In dealing with imaginary numbers, we will often be interested in only the real part
To save having to invent names for variables in which we are not interested, CLP languages permit us to refer to c(R, _), where the "_" is effectively a notation for "any value"
This will be more important in larger and more complex data structures, where the burden of inventing irrelevant variable names would become impossibly burdensome
Lists
Lists are probably the most widely used CLP data structure
Their importance lies in their extensibility - we don't have to know ahead of time how long a list is (in particular, we can write constraints which deal with lists of arbitrary, or even indefinite, length)
Lists are represented with square brackets
[0, 1, 2, 3, 4, 5, 6, 7, 8, 9]
represents the sequence of the first 10 positive integers
There is a special notation for the empty list
[]
and another (this is the really important bit) for separating out the first element of a list from the rest:
[X|Xs]
The commonest use for lists is in recursive (ie almost circular) constraints
Example: Append
For example, what does it mean for two lists to combine together end to end to make a third?

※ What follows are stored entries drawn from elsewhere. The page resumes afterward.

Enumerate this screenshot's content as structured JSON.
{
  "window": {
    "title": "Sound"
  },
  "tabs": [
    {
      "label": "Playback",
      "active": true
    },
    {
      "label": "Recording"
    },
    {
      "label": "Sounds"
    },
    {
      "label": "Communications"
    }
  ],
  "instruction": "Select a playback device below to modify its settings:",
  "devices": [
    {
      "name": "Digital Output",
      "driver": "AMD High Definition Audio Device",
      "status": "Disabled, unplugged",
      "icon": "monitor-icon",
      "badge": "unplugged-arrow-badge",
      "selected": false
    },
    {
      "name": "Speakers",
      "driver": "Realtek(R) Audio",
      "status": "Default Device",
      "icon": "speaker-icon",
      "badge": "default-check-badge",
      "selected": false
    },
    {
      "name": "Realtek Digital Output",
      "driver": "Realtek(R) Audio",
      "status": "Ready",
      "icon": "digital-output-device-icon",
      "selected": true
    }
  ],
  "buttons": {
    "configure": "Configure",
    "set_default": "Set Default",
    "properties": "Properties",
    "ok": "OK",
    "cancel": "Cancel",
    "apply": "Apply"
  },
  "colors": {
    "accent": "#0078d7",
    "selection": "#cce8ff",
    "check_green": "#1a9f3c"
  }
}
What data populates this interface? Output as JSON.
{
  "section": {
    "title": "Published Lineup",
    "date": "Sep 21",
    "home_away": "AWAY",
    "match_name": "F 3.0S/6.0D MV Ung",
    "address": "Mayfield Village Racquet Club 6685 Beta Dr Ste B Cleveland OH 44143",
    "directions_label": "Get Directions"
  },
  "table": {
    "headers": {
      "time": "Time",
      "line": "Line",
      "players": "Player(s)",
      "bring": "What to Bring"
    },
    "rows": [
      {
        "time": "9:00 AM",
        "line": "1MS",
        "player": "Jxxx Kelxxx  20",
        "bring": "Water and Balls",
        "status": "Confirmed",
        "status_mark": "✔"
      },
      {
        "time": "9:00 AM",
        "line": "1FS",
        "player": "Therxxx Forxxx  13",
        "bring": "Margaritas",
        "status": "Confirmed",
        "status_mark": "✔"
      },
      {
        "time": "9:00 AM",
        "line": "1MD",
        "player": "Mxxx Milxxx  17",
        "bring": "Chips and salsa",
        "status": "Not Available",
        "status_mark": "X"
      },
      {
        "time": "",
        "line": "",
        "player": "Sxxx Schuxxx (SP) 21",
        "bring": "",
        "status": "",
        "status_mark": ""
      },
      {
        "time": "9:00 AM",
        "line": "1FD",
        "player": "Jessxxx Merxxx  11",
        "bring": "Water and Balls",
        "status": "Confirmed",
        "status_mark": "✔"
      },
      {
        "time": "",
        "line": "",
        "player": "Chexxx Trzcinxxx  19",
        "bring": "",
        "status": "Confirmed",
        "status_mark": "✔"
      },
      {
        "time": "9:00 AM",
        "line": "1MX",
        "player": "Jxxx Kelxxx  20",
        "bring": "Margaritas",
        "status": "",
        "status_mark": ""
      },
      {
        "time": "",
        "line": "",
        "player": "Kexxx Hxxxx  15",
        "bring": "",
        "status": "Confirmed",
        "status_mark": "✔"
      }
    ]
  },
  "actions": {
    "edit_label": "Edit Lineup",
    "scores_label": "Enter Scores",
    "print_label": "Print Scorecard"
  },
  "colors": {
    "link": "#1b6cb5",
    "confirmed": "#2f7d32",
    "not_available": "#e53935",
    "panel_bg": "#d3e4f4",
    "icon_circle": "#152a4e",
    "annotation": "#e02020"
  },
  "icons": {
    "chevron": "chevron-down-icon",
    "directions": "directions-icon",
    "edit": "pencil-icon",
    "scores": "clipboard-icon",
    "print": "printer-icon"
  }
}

%append(Xs, Ys, Zs) if Zs is the list created
%by joining Xs and Ys end to end
append([],Ys,Ys).
append([X|Xs], Ys, [X|Zs]) :-
append(Xs, Ys, Zs).
Like most LP constraints, this can be run in directions which may not be obvious:
append([1,2],Y,[1,2,3]).
append(X, Y, [1, 2, 3]).
Example: all_different
%all_different(Xs) if the elements of Xs %are all distinct
all_different([]).
all_different([X|Xs]) :-
not_member(X,Xs),
all_different(Xs).
%not_member(X,Ys) if X does not occur
%in Ys
not_member(_, []).
not_member(X, [Y|Ys]) :-
X <> Y,
not_member(X,Ys).
Example: Stable_temperatures
%stable_temperatures(List_list) if List_list
%is a list of lists (representing the X and Y
%coordinates of a grid) obeying the stable
%temperature condition described earlier
stable_temperature([_,_]). %if the grid has
%edges only, OK
stable_temperature([R1, R2, R3 | Rs]) :-
stable_col(R1, R2, R3) , %the first three
%rows are OK
stable_temperature([R2, R3|Rs]).
%so is the rest
%stable_col(R1, R2, R3) if R1, R2, R3 form a 3*N
%grid which satisfies the stable heat flow cond.
stable_col([_,_],[_,_],[_,_]).
%Edges are OK
stable_col( [LT,L,LB|Ls],
[MT,M,MB|Ms],
[RT,R,RB|Rs]) :-
M = (L + MT + MB + R) / 4,
stable_col( [L,LB|Ls],
[M,MB|Ms],
[R,RB|Rs]).